Open Standards are of great benefit to PLM customers (LTA and re-use make the case for this without requiring much debate). I imagine each software vendor perceives them as a threat to revealing something about their software design / implementation, when software patents don’t hold water. We’ve seen it with the changes in V5 between R8 and R18+. When you look at the move to V6 the integrated architecture seems to move even further away from truely interchangeable file formats.
There’s a certain irony in all this though – On the one hand in order to make all the systems interoperable and reduce costs for software ownership and cost of an Engineering Change, we need more tightly integrated solutions. This basically means to keep the software stack adaptable you need to embrace open standards. To counter that though, all (?) the vendors are moving towards offering complete end to end solutions (although most stop short of full ERP integration in their solution offerings). Such integrated products mean the vendor presumably can offer a more stable software stack. More reliable tools also drive service costs down.
For years SD and Siemens have played nicely with Siemens developing the Parasolid kernel upon which Solidworks is based. DS recently announced plans to offer a version of Solidworks based on an alternative kernel so will Siemens play hard and try to win back a significant portion of the mid-range CAD market during any transition. Reality is their clients will ultimately decide In a true test of brand loyalty. Of course PTC will be setting their own strategy among all this. My prediction…. Much ado about nothing!
The perception that FS was used extensively for the 787, is a lie perpetuated by Vistagy. The reality is more partners used the DS solution, or no dedicated composite design software.
Have any facts to back that up? Just because DS gives their composite solution away for nothing (which really shows the true value of it) so many companies have it in their toolset….doesnt mean they are actually using it.
Yes. I have facts and data. But none that I can share on a public forum. :-) Despite the excellent marketing by Vistagy, the two tool sets are very comparable in terms of functionality. There are pros and cons to each. The major pro for DS is that it is an integrated part of CATIA V5 VS FiberSIM as a sit-on-top add-on, with your composite data locked away in a Vistagy format.
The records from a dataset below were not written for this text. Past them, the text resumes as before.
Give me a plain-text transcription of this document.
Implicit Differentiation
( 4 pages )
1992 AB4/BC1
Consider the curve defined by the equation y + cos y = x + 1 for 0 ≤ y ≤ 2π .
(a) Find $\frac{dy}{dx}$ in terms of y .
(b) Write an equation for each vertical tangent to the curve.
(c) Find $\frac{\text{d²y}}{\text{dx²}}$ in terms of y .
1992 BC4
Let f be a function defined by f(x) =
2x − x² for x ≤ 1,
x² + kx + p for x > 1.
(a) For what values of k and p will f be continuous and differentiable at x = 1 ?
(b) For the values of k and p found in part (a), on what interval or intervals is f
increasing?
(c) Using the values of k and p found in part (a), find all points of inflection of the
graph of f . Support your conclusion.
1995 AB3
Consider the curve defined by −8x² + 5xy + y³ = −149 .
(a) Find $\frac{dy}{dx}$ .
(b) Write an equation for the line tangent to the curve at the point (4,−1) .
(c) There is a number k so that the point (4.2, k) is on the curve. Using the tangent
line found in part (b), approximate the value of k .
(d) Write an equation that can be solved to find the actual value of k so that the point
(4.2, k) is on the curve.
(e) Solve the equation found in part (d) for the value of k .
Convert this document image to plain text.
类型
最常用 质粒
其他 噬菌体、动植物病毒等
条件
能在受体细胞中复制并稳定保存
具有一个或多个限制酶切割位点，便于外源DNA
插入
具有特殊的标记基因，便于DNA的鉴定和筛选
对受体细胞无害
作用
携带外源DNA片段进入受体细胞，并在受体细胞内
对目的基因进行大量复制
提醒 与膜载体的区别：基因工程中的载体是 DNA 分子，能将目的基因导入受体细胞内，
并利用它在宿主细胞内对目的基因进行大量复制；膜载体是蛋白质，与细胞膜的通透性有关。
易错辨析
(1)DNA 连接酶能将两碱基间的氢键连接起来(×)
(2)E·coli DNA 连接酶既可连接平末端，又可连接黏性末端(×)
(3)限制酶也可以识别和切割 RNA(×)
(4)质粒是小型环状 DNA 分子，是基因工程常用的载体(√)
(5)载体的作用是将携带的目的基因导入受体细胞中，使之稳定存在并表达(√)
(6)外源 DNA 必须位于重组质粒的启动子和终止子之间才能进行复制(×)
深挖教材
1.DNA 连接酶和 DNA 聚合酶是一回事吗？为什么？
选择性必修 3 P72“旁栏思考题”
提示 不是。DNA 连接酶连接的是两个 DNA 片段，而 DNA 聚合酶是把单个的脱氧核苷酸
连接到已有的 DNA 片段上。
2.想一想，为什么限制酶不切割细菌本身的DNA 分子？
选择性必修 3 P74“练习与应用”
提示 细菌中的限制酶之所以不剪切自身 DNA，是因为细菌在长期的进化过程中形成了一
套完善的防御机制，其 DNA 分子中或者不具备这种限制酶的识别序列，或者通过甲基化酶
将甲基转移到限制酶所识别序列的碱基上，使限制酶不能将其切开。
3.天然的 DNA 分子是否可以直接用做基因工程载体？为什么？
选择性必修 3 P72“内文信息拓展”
Interesting comments considering 19 suppliers for the 787 use Vistagy’s fibersim product for design and manufacturing because DS’s CPD product couldn’t do the job – I know I’ve worked with all of them. In addition, the add-on comment doesn’t seem accurate either – it has a window, yes, but so does everything that you do with DS’s CPD product. Lastly, the composite definition generated by fibersim is stored in the CAD (multiple supported) model in an xml format. That seems pretty open to me. Is it just that it is not generated in the CATIA specification tree and why is that important? Boeing used an MBD specific format that fibersim generated anyway.